Alien Diamonds - Alternatywny Widok

Spisu treści:

Alien Diamonds - Alternatywny Widok
Alien Diamonds - Alternatywny Widok

Wideo: Alien Diamonds - Alternatywny Widok

Wideo: Alien Diamonds - Alternatywny Widok
Wideo: Видок - Алхимик (развязка) 2024, Wrzesień
Anonim

Incydent w Roswell

Sensacyjna wiadomość, że diamenty na Syberii są pozornie niewidoczne, natychmiast rozniosła się nie tylko po Rosji, ale i po całym świecie. Rosjanie byli zachwyceni: diamentów wystarczy dla każdego, a przy takim bogactwie kraj nie boi się żadnego kryzysu, więc emerytury i pensje wzrosną … Ale nigdy nie wiadomo, co można zrobić z takimi pieniędzmi! Jednak eksperci zmusili mieszkańców do powrotu z nieba na ziemię, pozostawiając tylko maleńką nadzieję …

Skarb trylionów karatów

Okazuje się, że cudowny skarb został odkryty przez radzieckich naukowców w latach 70. ubiegłego wieku. Leży częściowo na terytorium Krasnojarska, częściowo w Jakucji, w miejscu, w którym 35 milionów lat temu spadła gigantyczna asteroida, tworząc krater o średnicy 100 km.

Ciało kosmiczne z dużą prędkością przebiło się przez grubość ziemi i zwolniło w skałach fundamentów platformy syberyjskiej. Według wstępnych szacunków energia wybuchu osiągnęła 1023 J, tj. było 1000 razy więcej niż podczas najpotężniejszej erupcji wulkanu. Eksperci uważają, że lokalne diamenty, zwane Popigai od nazwy krateru, powstały właśnie w wyniku potwornego uderzenia asteroidy w ziemię: podczas kompresji szokowej grafit przeszedł bezpośrednio w diament.

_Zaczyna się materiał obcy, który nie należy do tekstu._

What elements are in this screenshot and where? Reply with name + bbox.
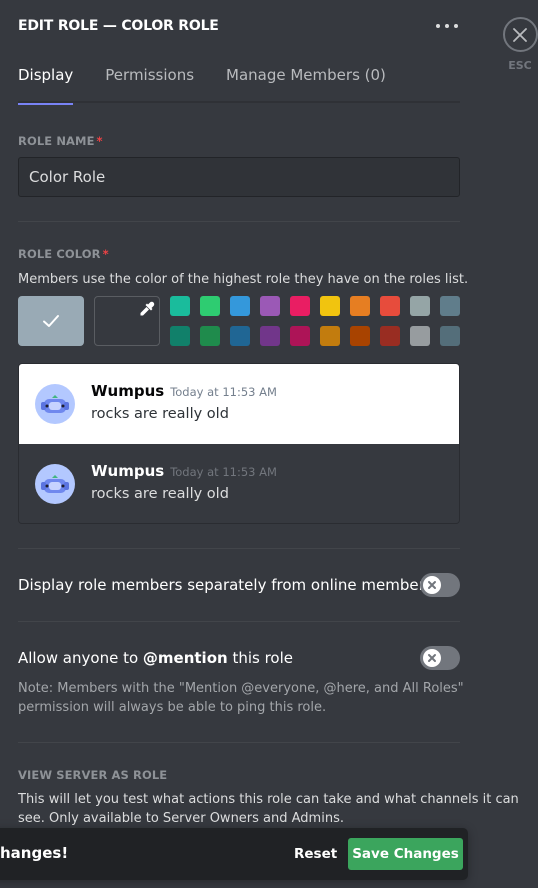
tab-manage-members[interactable]: Manage Members (0) bbox=[226, 64, 386, 103]
color-swatch[interactable] bbox=[320, 326, 340, 346]
message-text: rocks are really old bbox=[91, 486, 229, 502]
ellipsis-icon bbox=[436, 24, 440, 28]
color-swatch[interactable] bbox=[440, 296, 460, 316]
ellipsis-icon bbox=[454, 24, 458, 28]
toggle-knob bbox=[423, 576, 441, 594]
color-swatch[interactable] bbox=[440, 326, 460, 346]
mentionable-toggle[interactable] bbox=[420, 646, 460, 670]
mentionable-note-line1: Note: Members with the "Mention @everyon… bbox=[18, 681, 464, 696]
color-swatch[interactable] bbox=[230, 296, 250, 316]
close-icon bbox=[513, 27, 527, 42]
x-icon bbox=[428, 581, 436, 589]
avatar bbox=[35, 384, 75, 424]
color-swatch[interactable] bbox=[410, 296, 430, 316]
tab-display[interactable]: Display bbox=[18, 64, 74, 105]
required-marker: * bbox=[96, 134, 103, 148]
hoist-toggle[interactable] bbox=[420, 573, 460, 597]
close-button[interactable] bbox=[502, 17, 538, 52]
color-swatch[interactable] bbox=[380, 296, 400, 316]
color-swatch[interactable] bbox=[350, 326, 370, 346]
edit-role-page: EDIT ROLE — COLOR ROLE ESC Display Permi… bbox=[0, 0, 538, 888]
mentionable-note-line2: permission will always be able to ping t… bbox=[18, 700, 327, 715]
message-timestamp: Today at 11:53 AM bbox=[170, 385, 277, 399]
color-swatch[interactable] bbox=[200, 326, 220, 346]
checkmark-icon bbox=[43, 315, 59, 327]
message-text: rocks are really old bbox=[91, 406, 229, 422]
required-marker: * bbox=[102, 247, 109, 261]
message-timestamp: Today at 11:53 AM bbox=[170, 465, 277, 479]
color-palette bbox=[170, 296, 460, 346]
color-swatch[interactable] bbox=[260, 326, 280, 346]
toggle-knob bbox=[423, 649, 441, 667]
view-as-role-label: VIEW SERVER AS ROLE bbox=[18, 768, 168, 782]
divider bbox=[18, 548, 460, 549]
view-as-role-help-line2: see. Only available to Server Owners and… bbox=[18, 811, 344, 826]
view-as-role-help: This will let you test what actions this… bbox=[18, 790, 519, 828]
wumpus-avatar-icon bbox=[41, 395, 69, 413]
role-name-label-text: ROLE NAME bbox=[18, 134, 95, 148]
role-color-help: Members use the color of the highest rol… bbox=[18, 272, 469, 287]
color-swatch[interactable] bbox=[230, 326, 250, 346]
mentionable-label-suffix: this role bbox=[227, 649, 294, 667]
eyedropper-icon bbox=[140, 301, 155, 316]
wumpus-avatar-icon bbox=[41, 475, 69, 493]
divider bbox=[18, 221, 460, 222]
close-area: ESC bbox=[502, 17, 538, 72]
color-swatch[interactable] bbox=[410, 326, 430, 346]
message-header: Wumpus Today at 11:53 AM bbox=[91, 462, 277, 480]
preview-message-light: Wumpus Today at 11:53 AM rocks are reall… bbox=[19, 364, 459, 444]
header: EDIT ROLE — COLOR ROLE bbox=[18, 16, 460, 36]
default-color-swatch[interactable] bbox=[18, 296, 84, 346]
message-header: Wumpus Today at 11:53 AM bbox=[91, 382, 277, 400]
unsaved-changes-bar: hanges! Reset Save Changes bbox=[0, 828, 468, 880]
tab-permissions[interactable]: Permissions bbox=[105, 64, 194, 103]
role-name-input[interactable] bbox=[18, 157, 460, 197]
color-swatch[interactable] bbox=[380, 326, 400, 346]
role-name-label: ROLE NAME * bbox=[18, 134, 103, 148]
ellipsis-icon bbox=[445, 24, 449, 28]
color-swatch[interactable] bbox=[260, 296, 280, 316]
preview-message-dark: Wumpus Today at 11:53 AM rocks are reall… bbox=[19, 444, 459, 523]
message-author: Wumpus bbox=[91, 462, 165, 480]
color-swatch[interactable] bbox=[290, 326, 310, 346]
color-swatch[interactable] bbox=[290, 296, 310, 316]
role-color-label: ROLE COLOR * bbox=[18, 247, 109, 261]
role-color-label-text: ROLE COLOR bbox=[18, 247, 101, 261]
color-swatch[interactable] bbox=[170, 296, 190, 316]
mentionable-label-prefix: Allow anyone to bbox=[18, 649, 143, 667]
reset-button[interactable]: Reset bbox=[294, 838, 337, 870]
custom-color-picker[interactable] bbox=[94, 296, 160, 346]
color-swatch[interactable] bbox=[350, 296, 370, 316]
mentionable-note: Note: Members with the "Mention @everyon… bbox=[18, 679, 464, 717]
divider bbox=[18, 742, 460, 743]
color-swatch[interactable] bbox=[320, 296, 340, 316]
view-as-role-help-line1: This will let you test what actions this… bbox=[18, 792, 519, 807]
hoist-label: Display role members separately from onl… bbox=[18, 576, 433, 594]
save-changes-button[interactable]: Save Changes bbox=[348, 838, 463, 870]
more-options-button[interactable] bbox=[436, 16, 458, 36]
tab-bar: Display Permissions Manage Members (0) bbox=[18, 64, 460, 105]
page-title: EDIT ROLE — COLOR ROLE bbox=[18, 18, 219, 34]
avatar bbox=[35, 464, 75, 504]
divider bbox=[18, 621, 460, 622]
esc-label: ESC bbox=[508, 59, 532, 72]
mentionable-label-bold: @mention bbox=[142, 649, 228, 667]
mentionable-label: Allow anyone to @mention this role bbox=[18, 648, 293, 668]
unsaved-changes-text: hanges! bbox=[0, 844, 69, 862]
role-color-preview: Wumpus Today at 11:53 AM rocks are reall… bbox=[18, 363, 460, 524]
x-icon bbox=[428, 654, 436, 662]
color-swatch[interactable] bbox=[170, 326, 190, 346]
color-swatch[interactable] bbox=[200, 296, 220, 316]
message-author: Wumpus bbox=[91, 382, 165, 400]
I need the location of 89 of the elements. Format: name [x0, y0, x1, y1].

Jednak natychmiast po odkryciu badanie złoża zostało zamrożone. Czemu? Eksperci jakoś wymijająco odpowiadają na to pytanie. Podobno w tym czasie naturalne diamenty nie były potrzebne, bo w kraju powstawały fabryki do produkcji syntetycznych. Okazuje się, że tylko nieliczni wiedzieli o skarbie w postaci diamentów. I z czasem zapomnieli … Albo udawali, że zapomnieli. W końcu krążą plotki, że zamknięcie złoża było spiskiem producentów syntetycznych diamentów.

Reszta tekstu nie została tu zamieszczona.